Les secrets enfermés dans les coffres de la mémoire familiale ne peuvent être définitivement tus, il arrive toujours qu'à un moment tout se déverrouille pour laisser place à certains éclaircissements. C'est un peu cette problématique que pose le roman de Fatma Aydemir intitulé, Fantômes, publié au Mercure de France. Mais aussi, un récit très bien documenté sur l'immigration turque en Allemagne et ses déboires à maintenir vivantes les traditions ou à s'acculturer pour mieux s'intégrer. Ce fil rouge court tout le long du roman depuis l'annonce de la mort du patriarche "Hüseyin" à Istanbul.

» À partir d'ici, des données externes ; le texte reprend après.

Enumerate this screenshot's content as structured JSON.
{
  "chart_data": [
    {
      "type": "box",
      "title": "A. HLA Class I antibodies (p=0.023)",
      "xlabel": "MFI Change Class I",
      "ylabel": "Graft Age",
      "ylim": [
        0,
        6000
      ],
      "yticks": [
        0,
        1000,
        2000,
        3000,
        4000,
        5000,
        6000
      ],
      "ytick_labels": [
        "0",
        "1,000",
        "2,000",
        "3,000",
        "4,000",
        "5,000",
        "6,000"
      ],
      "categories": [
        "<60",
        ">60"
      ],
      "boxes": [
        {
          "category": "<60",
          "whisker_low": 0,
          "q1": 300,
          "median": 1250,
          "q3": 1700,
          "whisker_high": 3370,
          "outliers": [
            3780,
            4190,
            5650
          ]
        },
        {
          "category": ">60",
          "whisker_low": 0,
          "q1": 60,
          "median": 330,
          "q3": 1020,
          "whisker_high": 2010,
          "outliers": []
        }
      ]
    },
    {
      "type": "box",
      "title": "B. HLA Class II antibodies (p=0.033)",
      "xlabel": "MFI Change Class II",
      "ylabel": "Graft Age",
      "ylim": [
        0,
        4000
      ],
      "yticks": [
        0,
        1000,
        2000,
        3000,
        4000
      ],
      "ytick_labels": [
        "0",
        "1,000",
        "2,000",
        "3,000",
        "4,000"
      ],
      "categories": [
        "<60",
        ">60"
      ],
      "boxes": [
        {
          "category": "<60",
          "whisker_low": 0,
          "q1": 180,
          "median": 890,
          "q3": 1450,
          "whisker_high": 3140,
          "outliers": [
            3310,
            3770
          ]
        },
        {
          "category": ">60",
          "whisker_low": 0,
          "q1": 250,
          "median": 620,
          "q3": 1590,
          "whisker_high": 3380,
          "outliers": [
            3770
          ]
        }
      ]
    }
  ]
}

Les lecteurs au fil des pages découvrent comment les chemin entre l'Allemagne et la Turquie est semée d’embuches rappelant le temps des caravanes. La modernité des transports ne résout pas le problème de l'inertie du monde surtout en saison estivale où les flux sont incessants. Pour revenir à "Hüseyin" tout de suite son ombre se dresse comme un spectre "Shkespearien" au dessus de tous les portraits que dresse la narratrice. Ainsi on apprend que Hüseyin a trimé toute une vie, histoire d'économiser de quoi s'acheter un pied à terre à Istanbul mais le jour de son emménagement, il est foudroyé par une crise cardiaque. A partir de là une course contre la montre s'engage pour la famille de revenir au pays natal et être présent à l'enterrement du patriarche comme le veut la tradition. Sa femme "Emine" et ses deux derniers enfants "Périhan" et "Ümit" rejoignent la sublime porte tant bien que mal. Mais avant de voir le corps, on fait connaissance avec Périhan, la fille rebelle de la famille qui aime Nietscche et qui comme lui rêve d'en finir avec "Dieu, le père". Ümit de son côté s'est toujours senti atypique par rapport aux valeurs transmises par sa famille et ce que l'on attend toujours d'un homme. Sevda la fille aînée s'est construite en opposition de ce que devrait être une femme rivée aux traditions religieuses et familiales en devenant autonome financièrement par le biais de son esprit d'entreprise. Enfin, le fils aîné Hakan qui incarne la plus grande déception entre rêves de grandeur et dilettantisme de mauvais aloi, laissant se profiler la faille de l'échec total. Quand tout ce beau monde se réunit après l'enterrement du père l'heure de vérité approche et les révélations sont légion pour permettre l'apaisement et permettre au renouveau de se mettre en place. Fatma Aydemir nous a donné à lire une fresque familiale remarquable par sa pertinence et son universalité.
Slimane Ait sidhoum.
Fatma Aydemir, Fantômes, Mercure de France, 2024.